Stationarity is the property of a stochastic process or time-varying system whose statistical characteristics — mean, variance, autocorrelation, and higher moments — remain invariant over time or across translations along the relevant dimension. The essential commitment is that while individual realizations fluctuate, the generating rules do not drift: the distribution governing outcomes this year is the same as last year, in one region the same as another. Every stationarity claim specifies (1) the process or quantity whose statistics are being assessed, (2) the notion of stationarity being invoked — strict (the full joint distribution is time-invariant), wide-sense (only mean and autocovariance are time-invariant), or cyclostationary (periodic invariance), (3) the temporal or spatial window over which the claim holds, and (4) the tests or evidence supporting or challenging it (augmented Dickey-Fuller, KPSS, structural-break tests). Stationarity is almost always an approximation valid on some scale and invalidated by regime change on another — which is why it is one of the most consequential and frequently violated working assumptions in time-series analysis, signal processing, and econometrics.

Broad Use

  • Climatology: Checking if historical climate data patterns are stable enough for forecasting.

  • Economics: Testing if market returns are stable over time to apply certain forecasting models.

  • Signal Processing: Assuming constant signal properties for simpler analysis and filtering.

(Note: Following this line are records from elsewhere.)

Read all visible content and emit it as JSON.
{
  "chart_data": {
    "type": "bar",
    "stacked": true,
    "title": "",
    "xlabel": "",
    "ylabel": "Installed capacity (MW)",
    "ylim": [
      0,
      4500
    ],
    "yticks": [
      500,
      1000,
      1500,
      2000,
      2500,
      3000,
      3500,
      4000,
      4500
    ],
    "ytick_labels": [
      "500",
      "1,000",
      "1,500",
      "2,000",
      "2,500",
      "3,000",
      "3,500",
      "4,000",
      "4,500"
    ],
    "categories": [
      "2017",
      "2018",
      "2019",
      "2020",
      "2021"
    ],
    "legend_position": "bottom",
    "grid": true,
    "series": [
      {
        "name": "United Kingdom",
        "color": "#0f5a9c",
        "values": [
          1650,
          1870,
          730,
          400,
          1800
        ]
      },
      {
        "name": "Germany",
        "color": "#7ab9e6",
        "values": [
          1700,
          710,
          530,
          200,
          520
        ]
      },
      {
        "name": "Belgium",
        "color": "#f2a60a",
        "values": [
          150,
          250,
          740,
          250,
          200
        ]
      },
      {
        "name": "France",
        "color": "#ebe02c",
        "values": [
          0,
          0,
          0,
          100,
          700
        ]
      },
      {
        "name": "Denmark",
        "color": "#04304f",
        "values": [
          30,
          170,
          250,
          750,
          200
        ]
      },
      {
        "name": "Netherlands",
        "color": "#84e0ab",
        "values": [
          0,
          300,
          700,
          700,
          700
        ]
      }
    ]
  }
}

  • Ecology: Population dynamics might be treated as stationary for certain intervals if conditions remain unchanged.

Clarity

Distinguishes between systems that can be analyzed with steady parameters and those that undergo shifting baselines.

Manages Complexity

Allows for simpler modeling and statistical methods when stationarity holds, avoiding dynamic re-calibration.

Abstract Reasoning

Encourages identifying breaks from stationarity (regime shifts) and rethinking models accordingly.

Knowledge Transfer

Applicable to time-series analysis across domains, from hydrology to financial risk.

Example

River Flow Data: Assumed stationary for water resource planning, though climate change may break this assumption.

Relationships to Other Primes

One-hop neighborhood: parents above, mutual partners to the right, children below.Stationaritycomposition: TimeTimecomposition: ProbabilityProbabilitysubsumption: InvarianceInvariance

Parents (3) — more general patterns this builds on

  • Stationarity is a kind of Invariance — Stationarity is a specialization of invariance whose preserved feature is a process's statistical distribution under time (or spatial) translation.
  • Stationarity presupposes Probability — Stationarity presupposes probability because the invariance claim is about the joint distribution of the process under temporal translation.
  • Stationarity presupposes Time — Stationarity presupposes time because its claim is precisely that statistical characteristics remain invariant across translations along the temporal dimension.

Path to root: StationarityTime

Not to Be Confused With

  • Stationarity is not Statistical Inference because Stationarity is the property that a stochastic process's distribution does not change over time, while Statistical Inference addresses methods for drawing conclusions about populations from samples.
  • Stationarity is not State and State Transition because Stationarity concerns the temporal stability of a process's statistical properties, while State and State Transition concerns the specification of system conditions and rules governing changes.
  • Stationarity is not Equilibrium because Stationarity means the statistical distribution does not change but the underlying values can vary widely, while Equilibrium means the system settles at a fixed point or cycle and stays there.